Projeto de Diego Tavares destina parte das multas para melhorar acessibilidade urbana

Um Projeto de Lei, de autoria do senador Diego Tavares (Progressistas), pretende destinar dez por cento dos recursos oriundos de multas de trânsito para projetos voltados à adequação do espaço urbano, promoção da acessibilidade, melhoria da qualidade de vida e integração social de mais de 1 milhão de paraibanos e quase 46 milhões de brasileiros que possuem algum tipo de deficiência, segundo dados do Instituto Brasileiro de Geografia e Estatística (IBGE). Os detalhes da iniciativa do senador paraibano foram apresentados nesta quinta-feira (15), em João Pessoa, durante evento que reuniu representantes de entidades e instituições que cuidam de pessoas com deficiência.

O Projeto de Lei (PL), de número 4937, de 2020, o primeiro de Diego Tavares no Senado Federal, altera a Lei nº 9.503, de 23 de setembro de 1997 (Código de Trânsito Brasileiro), para dispor sobre a acessibilidade dos passeios a serem construídos em vias urbanas e trechos urbanos de vias rurais e a aplicação dos recursos arrecadados com a cobrança de multas de trânsito na adaptação de passeios existentes. Na prática, a proposta assegura que esses recursos sejam utilizados especificamente na construção ou adaptação de calçadas, ruas e vias, textura de piso, implantação de semáforos com aviso sonoro, sinalização tátil, além de um conjunto de benefícios voltados a melhoria do espaço urbano.

“Esse é um projeto que tem a preocupação de promover a inclusão da pessoa com deficiência no ambiente das cidades, permitindo uma maior integração na nossa sociedade e garantindo, de forma efetiva, o pleno direito de ir e vir de todas as pessoas,” justificou o senador.

De acordo com o senador, a iniciativa é fruto de um diálogo mantido com as entidades e instituições que trabalham com a pessoa com deficiência. “Temos a necessidade de garantir recursos financeiros específicos para adoção de projetos voltados a melhorar o espaço urbano e promover inclusão, com segurança e integridade física de pessoas com necessidades especiais ou de mobilidade reduzida, de modo assegurar o direito de ir e vir, permitindo que os ambientes sejam utilizados por quem tem ou não necessidade especial”, comentou.

Presentes ao evento de apresentação do PL, a vereadora Helena Holanda (Progressistas) e o deputado Eduardo Carneiro (PRTB) destacaram o esforço e o compromisso do senador Diego Tavares com a causa da pessoa com deficiência. “Diego é um jovem que vem se destacando pela postura e a forma como trata a coisa pública. Agora, no Senado, mostra todo o seu talento e prova que estamos diante de um dos nossos melhores quadros”, acentuou Eduardo.

O presidente do Conselho Municipal da Pessoa com Deficiência, Legi Pedro, que é deficiente visual, parabenizou o senador pela iniciativa, ressaltou a relevância da proposta, uma vez que estabelece critérios fixos para o uso desses recursos pelos gestores, e disse esperar que o projeto consiga ser aprovado o mais rápido possível. “Esse é um projeto fundamental para todos nós, que sentimos na pele as dificuldades de termos um ambiente urbano pouco ou nada acessível, e a sua aprovação é mais um passo para que a gente mude essa triste realidade”, observou.

Genilson Machado Lima, que ficou tetraplégico aos 19 anos, após mergulhar e bater com a cabeça na parte inferior da piscina, e Otto de Souza, que nasceu deficiente visual, contaram suas dificuldades e os dilemas enfrentados diariamente pela falta de acessibilidade urbana. “São calçadas esburacadas, ruas sem adequação necessária e a própria falta de sinalização, e esse projeto visa justamente corrigir esses problemas”, registrou Otto.
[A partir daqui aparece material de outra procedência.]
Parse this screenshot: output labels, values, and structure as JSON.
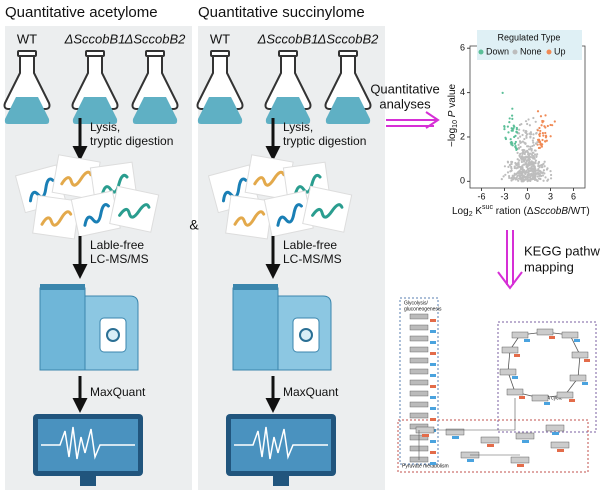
{
  "panels": [
    {
      "title": "Quantitative acetylome",
      "strains": [
        "WT",
        "ΔSccobB1",
        "ΔSccobB2"
      ],
      "steps": [
        [
          "Lysis,",
          "tryptic digestion"
        ],
        [
          "Lable-free",
          "LC-MS/MS"
        ],
        [
          "MaxQuant"
        ]
      ]
    },
    {
      "title": "Quantitative succinylome",
      "strains": [
        "WT",
        "ΔSccobB1",
        "ΔSccobB2"
      ],
      "steps": [
        [
          "Lysis,",
          "tryptic digestion"
        ],
        [
          "Lable-free",
          "LC-MS/MS"
        ],
        [
          "MaxQuant"
        ]
      ]
    }
  ],
  "connector": "&",
  "analysis_label": [
    "Quantitative",
    "analyses"
  ],
  "volcano": {
    "legend_title": "Regulated Type",
    "legend": [
      "Down",
      "None",
      "Up"
    ],
    "xticks": [
      -6,
      -3,
      0,
      3,
      6
    ],
    "yticks": [
      0,
      2,
      4,
      6
    ],
    "y_label": [
      "−log",
      "10",
      " P",
      " value"
    ],
    "x_label": [
      "Log",
      "2",
      " K",
      "suc",
      " ration (Δ",
      "SccobB",
      "/WT)"
    ]
  },
  "kegg_label": [
    "KEGG pathway",
    "mapping"
  ],
  "pathway": {
    "regions": [
      "Glycolysis/",
      "gluconeogenesis",
      "TCA cycle",
      "Pyruvate metabolism"
    ]
  }
}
“Eu não sou deficiente, deficiente é o sistema, é o dinheiro mal empregado”, desabafou Genilson ao acrescentar: “essa é uma iniciativa que tem tudo para dar certo e que será essencial para que o poder público possa agir para melhorar a vida de todos nós.”
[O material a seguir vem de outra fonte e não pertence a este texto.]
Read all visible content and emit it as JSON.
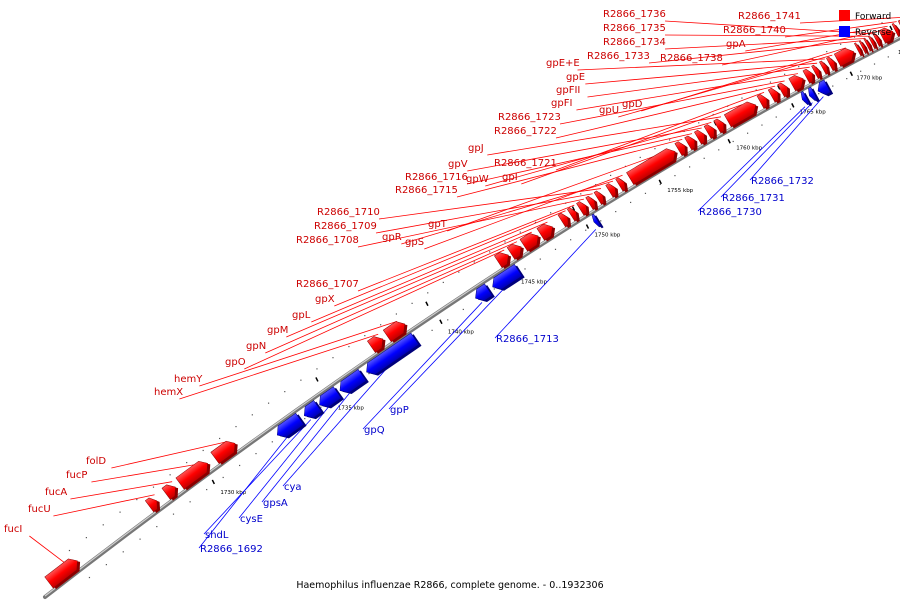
{
  "caption": "Haemophilus influenzae R2866, complete genome. - 0..1932306",
  "legend": [
    {
      "label": "Forward",
      "color": "#ff0000"
    },
    {
      "label": "Reverse",
      "color": "#0000ff"
    }
  ],
  "colors": {
    "forward": "#ff0000",
    "reverse": "#0000ff",
    "forward_label": "#cc0000",
    "reverse_label": "#0000cc",
    "backbone": "#888888"
  },
  "ticks": [
    "1730 kbp",
    "1735 kbp",
    "1740 kbp",
    "1745 kbp",
    "1750 kbp",
    "1755 kbp",
    "1760 kbp",
    "1765 kbp",
    "1770 kbp",
    "1775 kbp"
  ],
  "forward_genes": [
    "fucI",
    "fucU",
    "fucA",
    "fucP",
    "folD",
    "hemX",
    "hemY",
    "gpO",
    "gpN",
    "gpM",
    "gpL",
    "gpX",
    "R2866_1707",
    "R2866_1708",
    "R2866_1709",
    "R2866_1710",
    "gpR",
    "gpS",
    "gpT",
    "R2866_1715",
    "R2866_1716",
    "gpV",
    "gpW",
    "gpJ",
    "gpI",
    "R2866_1721",
    "R2866_1722",
    "R2866_1723",
    "gpFI",
    "gpFII",
    "gpE",
    "gpE+E",
    "gpU",
    "gpD",
    "R2866_1733",
    "R2866_1734",
    "R2866_1735",
    "R2866_1736",
    "R2866_1738",
    "gpA",
    "R2866_1740",
    "R2866_1741"
  ],
  "reverse_genes": [
    "R2866_1692",
    "shdL",
    "cysE",
    "gpsA",
    "cya",
    "gpQ",
    "gpP",
    "R2866_1713",
    "R2866_1730",
    "R2866_1731",
    "R2866_1732"
  ]
}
Paraíba é segundo maior índice de pessoas com deficiência

A Paraíba é o segundo estado com o maior índice de pessoas com deficiência do país, com um a cada quatro habitantes declarando conviver com algum tipo de limitação visual, auditiva, motora ou mental. De acordo com dados do último Censo do IBGE, em 2010, dos 3.766.834 habitantes no Estado, 27,76%, que representam 1.045.631 pessoas, declararam ter ao menos um tipo de deficiência.

Em todo país são mais de 45,6 milhões de pessoas com deficiência, e ao redor do mundo, este número chega a um bilhão, segundo informações das Organizações das Nações Unidas (ONU).